The only thing that I see helpful is a guy with this manual......... John deere 246 rotary broom operator's manual You could email him to see if he'd forward that info on that. I'd say it would be about 300-400 lbs. Keep watching here, as a member of ours might have a manual or this broom and be able to sound off. Hope this helps!


----------



## ripper (May 7, 2011)

tractor beam said:


> The only thing that I see helpful is a guy with this manual......... John deere 246 rotary broom operator's manual You could email him to see if he'd forward that info on that. I'd say it would be about 300-400 lbs. Keep watching here, as a member of ours might have a manual or this broom and be able to sound off. Hope this helps!

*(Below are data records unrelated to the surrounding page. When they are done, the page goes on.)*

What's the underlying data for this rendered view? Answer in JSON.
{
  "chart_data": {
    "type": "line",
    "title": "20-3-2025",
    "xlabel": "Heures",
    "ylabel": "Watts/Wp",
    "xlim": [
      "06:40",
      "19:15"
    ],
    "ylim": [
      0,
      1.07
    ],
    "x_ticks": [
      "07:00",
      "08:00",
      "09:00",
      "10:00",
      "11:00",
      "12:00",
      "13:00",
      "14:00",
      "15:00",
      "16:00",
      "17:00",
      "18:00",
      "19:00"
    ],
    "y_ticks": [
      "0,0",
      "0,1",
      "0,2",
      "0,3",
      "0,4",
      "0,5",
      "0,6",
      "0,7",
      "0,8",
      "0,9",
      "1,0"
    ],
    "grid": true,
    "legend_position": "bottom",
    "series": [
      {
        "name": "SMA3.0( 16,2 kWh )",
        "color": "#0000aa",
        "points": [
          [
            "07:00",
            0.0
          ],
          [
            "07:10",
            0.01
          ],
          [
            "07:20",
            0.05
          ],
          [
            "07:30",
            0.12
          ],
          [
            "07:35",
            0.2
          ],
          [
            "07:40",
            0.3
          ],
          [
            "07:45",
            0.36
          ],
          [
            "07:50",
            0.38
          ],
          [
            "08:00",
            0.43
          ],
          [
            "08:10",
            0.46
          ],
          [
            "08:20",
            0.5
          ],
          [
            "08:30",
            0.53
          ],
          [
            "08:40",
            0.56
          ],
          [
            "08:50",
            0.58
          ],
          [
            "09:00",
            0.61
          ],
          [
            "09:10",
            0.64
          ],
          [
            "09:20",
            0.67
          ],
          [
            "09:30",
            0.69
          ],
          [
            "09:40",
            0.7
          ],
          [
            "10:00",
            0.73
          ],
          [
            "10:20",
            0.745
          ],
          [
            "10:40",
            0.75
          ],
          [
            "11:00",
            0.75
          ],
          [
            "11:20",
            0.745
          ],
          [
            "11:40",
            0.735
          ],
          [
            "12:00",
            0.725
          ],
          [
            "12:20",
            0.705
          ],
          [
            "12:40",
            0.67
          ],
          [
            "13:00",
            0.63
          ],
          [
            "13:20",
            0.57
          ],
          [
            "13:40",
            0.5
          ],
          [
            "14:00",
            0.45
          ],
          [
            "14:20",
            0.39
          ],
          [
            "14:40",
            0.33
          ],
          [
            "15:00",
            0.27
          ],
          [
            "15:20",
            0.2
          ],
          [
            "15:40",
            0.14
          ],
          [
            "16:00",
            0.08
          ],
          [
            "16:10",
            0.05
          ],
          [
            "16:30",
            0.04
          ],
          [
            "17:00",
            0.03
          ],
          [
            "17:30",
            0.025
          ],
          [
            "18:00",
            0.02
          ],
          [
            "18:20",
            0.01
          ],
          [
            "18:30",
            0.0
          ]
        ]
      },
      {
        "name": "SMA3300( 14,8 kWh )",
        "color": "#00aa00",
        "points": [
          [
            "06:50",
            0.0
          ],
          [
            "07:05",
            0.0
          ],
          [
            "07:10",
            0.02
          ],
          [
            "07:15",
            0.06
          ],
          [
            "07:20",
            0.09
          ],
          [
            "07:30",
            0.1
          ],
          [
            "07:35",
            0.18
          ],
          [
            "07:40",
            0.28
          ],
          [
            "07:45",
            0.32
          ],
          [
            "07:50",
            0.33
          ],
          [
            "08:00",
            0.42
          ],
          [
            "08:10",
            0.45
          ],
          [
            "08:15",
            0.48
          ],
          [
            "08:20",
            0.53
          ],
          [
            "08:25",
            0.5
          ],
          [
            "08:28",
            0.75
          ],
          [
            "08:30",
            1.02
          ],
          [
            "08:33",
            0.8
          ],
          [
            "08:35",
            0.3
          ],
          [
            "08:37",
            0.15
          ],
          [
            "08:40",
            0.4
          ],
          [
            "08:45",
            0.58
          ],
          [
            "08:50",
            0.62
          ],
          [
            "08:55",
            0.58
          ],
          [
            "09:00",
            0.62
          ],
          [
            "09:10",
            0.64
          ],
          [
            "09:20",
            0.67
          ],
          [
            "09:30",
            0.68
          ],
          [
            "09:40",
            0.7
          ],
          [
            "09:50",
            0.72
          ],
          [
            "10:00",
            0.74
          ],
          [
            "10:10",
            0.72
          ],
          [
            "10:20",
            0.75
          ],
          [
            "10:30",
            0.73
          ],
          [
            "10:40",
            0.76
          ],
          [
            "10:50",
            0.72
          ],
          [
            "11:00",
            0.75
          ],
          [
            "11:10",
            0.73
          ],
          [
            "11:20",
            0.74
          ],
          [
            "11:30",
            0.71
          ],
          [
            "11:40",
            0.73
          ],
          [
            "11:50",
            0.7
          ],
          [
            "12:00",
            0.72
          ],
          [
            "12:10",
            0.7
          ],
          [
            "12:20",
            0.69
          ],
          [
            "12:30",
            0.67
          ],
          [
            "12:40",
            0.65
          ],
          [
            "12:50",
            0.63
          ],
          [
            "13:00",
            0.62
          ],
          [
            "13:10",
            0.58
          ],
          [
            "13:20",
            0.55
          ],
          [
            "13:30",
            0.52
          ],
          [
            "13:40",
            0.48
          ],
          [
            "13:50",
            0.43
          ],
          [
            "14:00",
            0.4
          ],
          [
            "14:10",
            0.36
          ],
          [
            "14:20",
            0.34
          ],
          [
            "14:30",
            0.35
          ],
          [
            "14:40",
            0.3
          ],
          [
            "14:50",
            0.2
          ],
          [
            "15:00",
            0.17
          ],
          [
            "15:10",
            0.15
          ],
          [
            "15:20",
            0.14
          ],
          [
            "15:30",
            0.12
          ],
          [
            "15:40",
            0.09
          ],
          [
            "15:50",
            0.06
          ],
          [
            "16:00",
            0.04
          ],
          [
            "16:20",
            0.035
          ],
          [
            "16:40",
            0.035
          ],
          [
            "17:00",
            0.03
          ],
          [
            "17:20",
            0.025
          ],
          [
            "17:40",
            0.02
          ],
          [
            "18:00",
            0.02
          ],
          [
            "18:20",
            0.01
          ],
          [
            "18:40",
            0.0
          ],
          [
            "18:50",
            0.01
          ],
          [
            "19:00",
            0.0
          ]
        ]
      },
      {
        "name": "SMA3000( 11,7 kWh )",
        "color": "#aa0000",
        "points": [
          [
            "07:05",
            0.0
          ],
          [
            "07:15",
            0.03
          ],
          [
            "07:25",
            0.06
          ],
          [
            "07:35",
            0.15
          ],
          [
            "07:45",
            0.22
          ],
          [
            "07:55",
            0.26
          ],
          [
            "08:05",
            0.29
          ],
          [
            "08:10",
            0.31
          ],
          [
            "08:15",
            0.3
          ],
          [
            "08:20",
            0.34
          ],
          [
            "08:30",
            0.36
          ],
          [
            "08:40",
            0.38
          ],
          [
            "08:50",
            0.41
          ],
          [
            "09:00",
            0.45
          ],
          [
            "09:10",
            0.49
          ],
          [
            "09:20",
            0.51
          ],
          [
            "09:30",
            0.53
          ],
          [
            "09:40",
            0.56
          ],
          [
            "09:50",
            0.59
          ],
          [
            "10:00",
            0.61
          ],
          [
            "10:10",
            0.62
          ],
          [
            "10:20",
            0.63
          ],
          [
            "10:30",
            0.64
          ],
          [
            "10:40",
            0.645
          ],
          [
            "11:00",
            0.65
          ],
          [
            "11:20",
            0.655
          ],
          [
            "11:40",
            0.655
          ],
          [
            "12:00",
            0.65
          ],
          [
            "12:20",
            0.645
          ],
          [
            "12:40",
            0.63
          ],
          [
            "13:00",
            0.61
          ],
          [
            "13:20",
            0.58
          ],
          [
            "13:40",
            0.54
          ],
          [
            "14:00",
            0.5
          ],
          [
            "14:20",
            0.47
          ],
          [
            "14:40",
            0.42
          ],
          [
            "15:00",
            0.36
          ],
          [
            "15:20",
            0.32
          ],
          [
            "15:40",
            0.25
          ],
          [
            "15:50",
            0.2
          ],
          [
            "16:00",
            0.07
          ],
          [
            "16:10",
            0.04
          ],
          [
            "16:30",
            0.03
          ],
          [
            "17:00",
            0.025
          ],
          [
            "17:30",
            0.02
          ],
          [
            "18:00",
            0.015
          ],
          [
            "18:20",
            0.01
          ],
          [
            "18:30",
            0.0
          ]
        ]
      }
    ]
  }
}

The e-mail address can't be right cause it keeps coming back to me. Would you have any other suggestions.
Ripper


----------



## ripper (May 7, 2011)

Hi again. Just letting you know that the e-mail address that's on that page must be wrong as the e-mails keep coming back to me. Any other suggestions. Thanks
Ripper


----------



## Hoodoo Valley (Nov 14, 2006)

Hold on. Let me look.......


----------



## Hoodoo Valley (Nov 14, 2006)

I located this unit........ John Deere 246 Rotary Broom | eBay according to them, it weighs about 150 pounds. You're correct. The other guy was a dead end. Does 150 pounds seem about right?


----------



## ripper (May 7, 2011)

Hi I sent the gentleman an e-mail that was on your reply and he got back to me letting me know that the JD 246 broom that fit's on front of the F 935 weighs around 550 lbs. as it is PTO driven. Thank you for all your efforts. If there's still someone out there that could tell me if the JD F935 with a 72 in. mower deck PTO driven weighs around 1500 lbs. together or not. This sounds reasonable to me.
Ripper


----------



## Hoodoo Valley (Nov 14, 2006)

I thought that 150 pounds sounded light, but that's what the ad stated. Have you tried to get a manual for the F935? In it, would be that useful info you need. Are you looking at transporting it, in regards to finding out the weight?


----------



## ripper (May 7, 2011)

Hi yes i bought a manual on ebay but haven't got it yet. Mowing is going to start pretty soon and i have nothing to haul this mower with yet.
Ripper


----------



## Hoodoo Valley (Nov 14, 2006)

Right on! You have a business, or just multiple lawns to do? Another thought is too call your local dealer. They might be able to give you better info directly. Just a thought.


----------



## ripper (May 7, 2011)

I called 4 different JD dealers and the weights quoted were from 1501 lbs. to 3700 lbs. that's why i'm trying to find an owner who has one. I even called JD in Moline and they said they couldn't find it in the manual in their computer. WOW I guess I might have to take off the mower deck and take the machine 65 miles to the scales. I'm Actually retired but do some lawns outside the city. I have one place that takes me almost 8 hrs. to do with a JD 777 Z Trac with a 60 in. deck. The F935 with the 72 in. deck doesn't fit through the back ramp door of my cargo trailer unless i take the deck off and it's to heavy to handle for even 2 people. I don't want to be making extra trips to get all the equipment out there and back.
Thanks ripper


----------